What Analysts Are Watching

Beyond the headline delivery number, analysts will scrutinize several key metrics in Tesla's release:

Production vs. Delivery Gap

A growing gap between vehicles produced and vehicles delivered could indicate inventory building or demand softness. Conversely, if production significantly outpaces deliveries, it might suggest manufacturing efficiency gains or preparation for a new model launch.

Geographic Breakdown

Performance in China, Tesla's second-largest market, will be particularly important. Any significant year-over-year declines in Chinese deliveries would reinforce concerns about competitive pressures from domestic manufacturers.

Model Mix

The proportion of higher-margin Model S and Model X deliveries versus the mass-market Model 3 and Model Y will affect profitability, even if total volumes disappoint.

Management's Challenge

When Tesla reports full fourth-quarter earnings in late January, CEO Elon Musk and the executive team will face pointed questions about the path back to volume growth. Investors will want to hear:

  • Guidance for 2026 deliveries
  • Pricing strategy in a more competitive environment
  • Timeline for new, more affordable models
  • Progress on autonomous driving technology
  • Plans to address manufacturing overcapacity

The Bigger Picture

Tesla's current predicament represents a inflection point for the company.
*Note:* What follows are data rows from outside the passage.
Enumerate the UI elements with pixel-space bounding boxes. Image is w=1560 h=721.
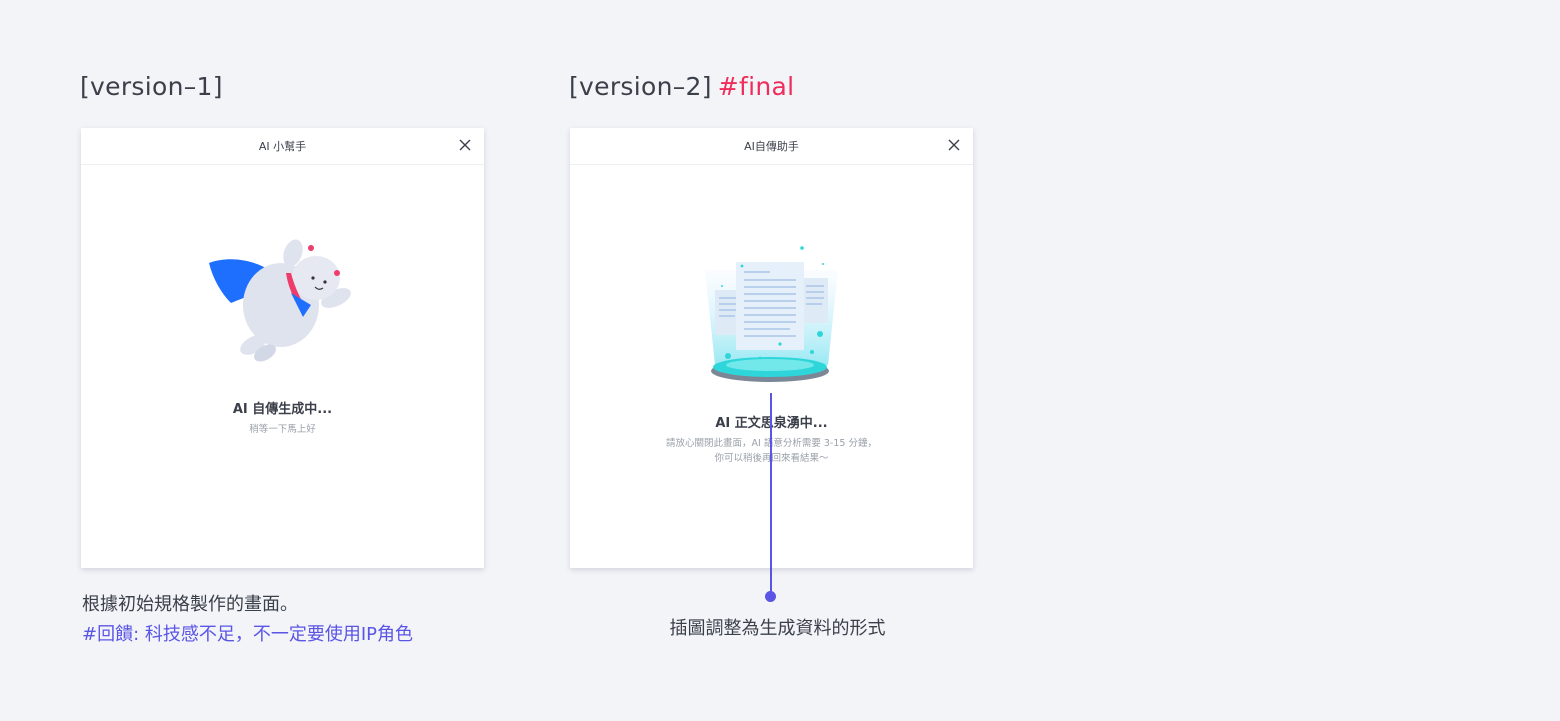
dialog-title: AI自傳助手 [744,140,799,153]
version-1-heading: [version–1] [80,72,223,101]
note-description: 根據初始規格製作的畫面。 [82,594,298,615]
dialog-header: AI自傳助手 [570,128,973,165]
status-subtitle: 稍等一下馬上好 [249,424,316,435]
callout-connector [770,393,772,597]
close-icon[interactable] [458,138,472,152]
dialog-title: AI 小幫手 [258,140,307,153]
version-1-note: 根據初始規格製作的畫面。 #回饋: 科技感不足，不一定要使用IP角色 [82,590,413,650]
dialog-header: AI 小幫手 [81,128,484,165]
note-feedback: #回饋: 科技感不足，不一定要使用IP角色 [82,624,414,645]
dialog-version-1: AI 小幫手 AI 自傳生成中... 稍等一下馬上好 [81,128,484,568]
status-title: AI 自傳生成中... [232,402,333,417]
callout-dot [765,591,776,602]
version-1-label: [version–1] [80,72,223,101]
version-2-heading: [version–2] #final [569,72,794,101]
document-generation-illustration [705,246,838,382]
final-tag: #final [717,72,795,101]
close-icon[interactable] [947,138,961,152]
flying-bear-illustration [209,239,351,362]
callout-annotation: 插圖調整為生成資料的形式 [669,618,886,639]
version-2-label: [version–2] [569,72,712,101]
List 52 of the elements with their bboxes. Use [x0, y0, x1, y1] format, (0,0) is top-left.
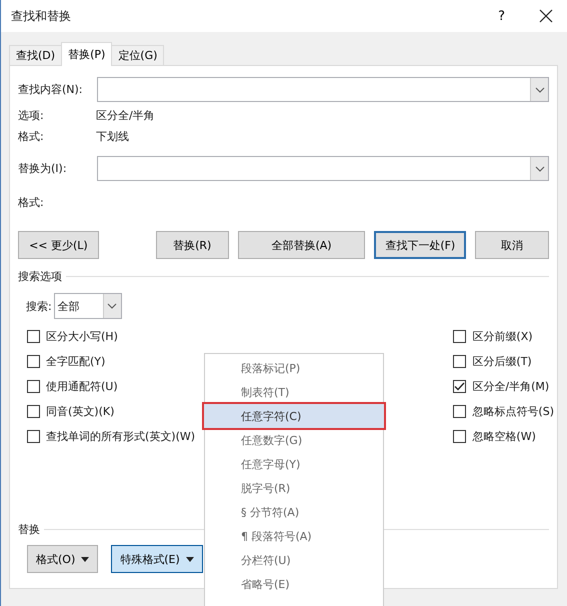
field-label: 查找内容(N):	[18, 82, 84, 97]
dialog-button[interactable]: << 更少(L)	[18, 231, 99, 259]
chevron-down-icon[interactable]	[534, 86, 544, 92]
chevron-down-icon[interactable]	[534, 166, 544, 172]
tab[interactable]: 查找(D)	[9, 45, 62, 65]
field-label: 替换为(I):	[18, 161, 68, 176]
checkbox-option[interactable]: 忽略空格(W)	[453, 424, 554, 449]
checkbox-option[interactable]: 使用通配符(U)	[27, 374, 196, 399]
section-title: 搜索选项	[18, 269, 62, 284]
dialog-button[interactable]: 替换(R)	[156, 231, 229, 259]
info-label: 格式:	[18, 129, 45, 144]
info-value: 区分全/半角	[96, 108, 155, 123]
chevron-down-icon[interactable]	[107, 303, 118, 309]
menu-item[interactable]: ¶ 段落符号(A)	[205, 524, 383, 548]
menu-item[interactable]: 制表符(T)	[205, 380, 383, 404]
checkbox-option[interactable]: 区分全/半角(M)	[453, 374, 554, 399]
info-value: 下划线	[96, 129, 129, 144]
caret-icon	[186, 556, 194, 562]
menu-button[interactable]: 特殊格式(E)	[111, 545, 203, 573]
menu-item[interactable]: § 分节符(A)	[205, 500, 383, 524]
checkbox-option[interactable]: 区分前缀(X)	[453, 324, 554, 349]
menu-item[interactable]: 任意字母(Y)	[205, 452, 383, 476]
help-button[interactable]: ?	[498, 8, 505, 24]
dialog-button[interactable]: 查找下一处(F)	[374, 231, 466, 259]
menu-item[interactable]: 任意字符(C)	[202, 402, 386, 430]
caret-icon	[81, 556, 90, 562]
search-dropdown[interactable]: 全部	[54, 293, 122, 319]
menu-item[interactable]: 段落标记(P)	[205, 356, 383, 380]
menu-item[interactable]: 省略号(E)	[205, 572, 383, 596]
checkbox-option[interactable]: 同音(英文)(K)	[27, 399, 196, 424]
menu-item[interactable]: 任意数字(G)	[205, 428, 383, 452]
menu-item[interactable]: 脱字号(R)	[205, 476, 383, 500]
dialog-button[interactable]: 取消	[475, 231, 549, 259]
find-field[interactable]	[97, 77, 549, 102]
menu-button[interactable]: 格式(O)	[27, 545, 98, 573]
section-title: 替换	[18, 522, 40, 537]
checkbox-option[interactable]: 区分大小写(H)	[27, 324, 196, 349]
checkbox-option[interactable]: 全字匹配(Y)	[27, 349, 196, 374]
search-label: 搜索:	[26, 298, 52, 314]
info-label: 选项:	[18, 108, 45, 123]
check-icon	[454, 382, 466, 391]
checkbox-option[interactable]: 忽略标点符号(S)	[453, 399, 554, 424]
checkbox-option[interactable]: 查找单词的所有形式(英文)(W)	[27, 424, 196, 449]
checkbox-option[interactable]: 区分后缀(T)	[453, 349, 554, 374]
info-label: 格式:	[18, 195, 45, 210]
close-icon[interactable]	[539, 9, 553, 23]
tab[interactable]: 定位(G)	[111, 45, 164, 65]
replace-field[interactable]	[97, 156, 549, 181]
window-title: 查找和替换	[11, 8, 72, 24]
tab[interactable]: 替换(P)	[61, 42, 112, 66]
menu-item[interactable]: 分栏符(U)	[205, 548, 383, 572]
dialog-button[interactable]: 全部替换(A)	[238, 231, 366, 259]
After years of defying skeptics with rapid growth and industry disruption, Tesla now faces the challenge of maturing from a high-growth disruptor into a sustainable, profitable automaker—while simultaneously trying to transform into an AI and robotics company.

The market's continued confidence in Tesla's stock price suggests investors believe the company can execute this transition successfully. However, consecutive years of delivery declines put pressure on management to demonstrate that the AI and autonomy vision isn't just a compelling narrative, but a achievable business plan.

As the Q4 delivery numbers arrive today, they will provide important data points in assessing whether Tesla's best growth days are behind it—or whether the company is simply in a temporary transition before its next phase of expansion.